Large quantities of Okro are getting rotten in the Berekum district due to lack of ready market.

Particularly hit by the glut is the farming community of Kutire, where over one hundred vegetable farmers routinely throw away baskets of okro daily because they cannot find an outlet for their produce.

Consequently, most of them are finding it extremely difficult to recoup their investments to re-pay loans or pay their children's school fees.

The regional chairperson of the Ghana National Association of Farmers and Fisherman (GNAFF), Madam Yaa Badu, today visited the affected farmers at Kutire, near Berekum, to ascertain how best they could be helped.

Madam Badu described the situation as "pathetic and demoralising", and said the association is arranging for extensive radio announcements on the glut to help attract buyers for them.

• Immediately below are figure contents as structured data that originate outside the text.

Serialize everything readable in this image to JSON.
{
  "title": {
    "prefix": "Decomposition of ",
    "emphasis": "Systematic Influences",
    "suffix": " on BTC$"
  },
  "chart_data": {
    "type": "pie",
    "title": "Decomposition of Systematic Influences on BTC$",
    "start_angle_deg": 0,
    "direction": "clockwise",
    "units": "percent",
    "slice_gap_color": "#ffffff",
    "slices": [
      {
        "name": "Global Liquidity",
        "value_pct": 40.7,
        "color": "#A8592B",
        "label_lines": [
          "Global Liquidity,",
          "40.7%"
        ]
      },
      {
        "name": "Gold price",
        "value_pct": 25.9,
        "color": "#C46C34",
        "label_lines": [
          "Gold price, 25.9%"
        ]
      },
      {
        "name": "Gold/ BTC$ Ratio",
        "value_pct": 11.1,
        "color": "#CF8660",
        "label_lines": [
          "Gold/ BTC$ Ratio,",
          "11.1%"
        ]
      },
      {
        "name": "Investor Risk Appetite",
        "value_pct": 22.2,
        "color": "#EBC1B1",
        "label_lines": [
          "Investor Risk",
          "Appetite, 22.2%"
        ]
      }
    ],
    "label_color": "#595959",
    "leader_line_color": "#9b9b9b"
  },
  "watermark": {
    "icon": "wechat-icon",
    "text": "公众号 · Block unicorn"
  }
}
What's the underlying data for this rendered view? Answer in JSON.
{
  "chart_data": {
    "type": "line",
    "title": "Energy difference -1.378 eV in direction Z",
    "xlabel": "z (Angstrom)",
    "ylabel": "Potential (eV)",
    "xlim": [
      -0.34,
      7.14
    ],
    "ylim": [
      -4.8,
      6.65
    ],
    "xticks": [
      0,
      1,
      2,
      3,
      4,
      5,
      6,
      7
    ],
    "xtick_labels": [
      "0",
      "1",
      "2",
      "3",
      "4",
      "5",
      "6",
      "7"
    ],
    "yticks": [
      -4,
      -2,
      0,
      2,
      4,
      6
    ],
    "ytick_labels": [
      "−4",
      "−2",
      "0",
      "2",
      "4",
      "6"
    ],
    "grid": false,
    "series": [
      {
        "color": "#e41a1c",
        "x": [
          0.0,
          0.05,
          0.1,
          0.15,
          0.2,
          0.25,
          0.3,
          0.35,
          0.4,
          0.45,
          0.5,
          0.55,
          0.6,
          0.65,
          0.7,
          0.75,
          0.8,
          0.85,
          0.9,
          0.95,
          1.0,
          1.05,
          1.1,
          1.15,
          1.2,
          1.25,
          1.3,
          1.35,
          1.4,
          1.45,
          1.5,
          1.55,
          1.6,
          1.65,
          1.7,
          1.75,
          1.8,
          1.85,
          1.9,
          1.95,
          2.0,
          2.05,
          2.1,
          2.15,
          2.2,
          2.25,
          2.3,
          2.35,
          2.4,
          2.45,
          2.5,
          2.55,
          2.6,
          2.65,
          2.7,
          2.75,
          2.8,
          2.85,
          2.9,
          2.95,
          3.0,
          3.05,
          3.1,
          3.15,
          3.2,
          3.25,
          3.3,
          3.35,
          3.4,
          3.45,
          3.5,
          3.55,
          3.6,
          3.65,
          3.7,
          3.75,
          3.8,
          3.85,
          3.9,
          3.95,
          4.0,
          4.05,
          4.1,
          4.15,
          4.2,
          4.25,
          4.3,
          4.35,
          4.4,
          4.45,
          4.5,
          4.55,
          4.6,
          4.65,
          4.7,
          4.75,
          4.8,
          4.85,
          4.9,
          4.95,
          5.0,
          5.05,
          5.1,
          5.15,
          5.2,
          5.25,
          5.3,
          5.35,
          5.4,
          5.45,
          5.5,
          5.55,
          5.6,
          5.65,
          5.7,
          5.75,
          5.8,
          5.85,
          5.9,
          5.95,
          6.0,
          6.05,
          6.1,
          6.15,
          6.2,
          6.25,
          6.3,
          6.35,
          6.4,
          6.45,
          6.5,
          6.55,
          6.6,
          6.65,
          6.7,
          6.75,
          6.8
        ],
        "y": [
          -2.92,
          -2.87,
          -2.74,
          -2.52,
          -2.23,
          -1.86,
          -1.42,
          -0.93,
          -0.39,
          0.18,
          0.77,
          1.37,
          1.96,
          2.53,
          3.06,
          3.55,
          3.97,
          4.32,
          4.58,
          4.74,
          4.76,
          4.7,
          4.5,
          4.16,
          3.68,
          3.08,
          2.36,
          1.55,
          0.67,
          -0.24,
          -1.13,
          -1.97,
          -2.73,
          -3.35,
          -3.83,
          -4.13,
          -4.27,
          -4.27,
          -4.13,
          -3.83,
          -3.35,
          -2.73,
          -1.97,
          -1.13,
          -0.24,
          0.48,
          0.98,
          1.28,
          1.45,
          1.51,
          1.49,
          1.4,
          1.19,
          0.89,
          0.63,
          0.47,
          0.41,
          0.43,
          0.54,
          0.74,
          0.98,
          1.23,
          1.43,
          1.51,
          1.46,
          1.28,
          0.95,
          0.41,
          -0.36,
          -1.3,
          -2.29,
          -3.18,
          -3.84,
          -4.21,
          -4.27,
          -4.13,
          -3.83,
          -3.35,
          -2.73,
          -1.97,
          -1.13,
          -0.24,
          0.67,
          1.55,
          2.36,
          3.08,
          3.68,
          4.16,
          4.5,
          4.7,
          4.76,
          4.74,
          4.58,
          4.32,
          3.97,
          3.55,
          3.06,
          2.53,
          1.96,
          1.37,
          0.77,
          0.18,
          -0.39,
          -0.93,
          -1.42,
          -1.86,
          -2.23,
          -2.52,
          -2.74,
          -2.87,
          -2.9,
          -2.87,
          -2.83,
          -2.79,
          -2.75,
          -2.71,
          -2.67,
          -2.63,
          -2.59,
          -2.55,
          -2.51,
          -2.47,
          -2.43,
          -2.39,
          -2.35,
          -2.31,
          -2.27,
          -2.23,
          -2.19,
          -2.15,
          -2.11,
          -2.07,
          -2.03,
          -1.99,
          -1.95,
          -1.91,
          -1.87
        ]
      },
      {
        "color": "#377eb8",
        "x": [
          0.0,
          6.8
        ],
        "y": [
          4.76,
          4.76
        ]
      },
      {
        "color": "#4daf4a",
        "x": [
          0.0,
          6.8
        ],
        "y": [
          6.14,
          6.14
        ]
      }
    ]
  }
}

She disclosed that because of the critical nature of the situation, the association has put in place a package under which the produce of registered members would be purchased by the GNAFF for re-sale in Accra.

Madam Badu appealed to vegetable traders in the urban centres, especially those in Accra, to go to Kutire and other communities, such as Mpatapo, for their okro purchases to save the farmers from financial disaster.

One of the affected farmers, Mr Thomas Kwadwo Gyamfi, 31, said this year's harvest has been exeptionally good, because of the adoption of modern methods of farming imparted to them by agricultural extension officers at the beginning of the farming season.

Mr Gyamfi noted that the adoption of the modern methods has brought about the mixed blessing of bumper harvest and low prices.As a result, a medium size basket of okro, which should be sold at 7,000 cedis, is being bought at 3,000 cedis.

Mr Gyamfi said proceeds from sales of the okro is so low that farmers in their desperate attempt to find market walk on foot for about five kilometres to Berekum with their produce, because they cannot afford the cost of transport.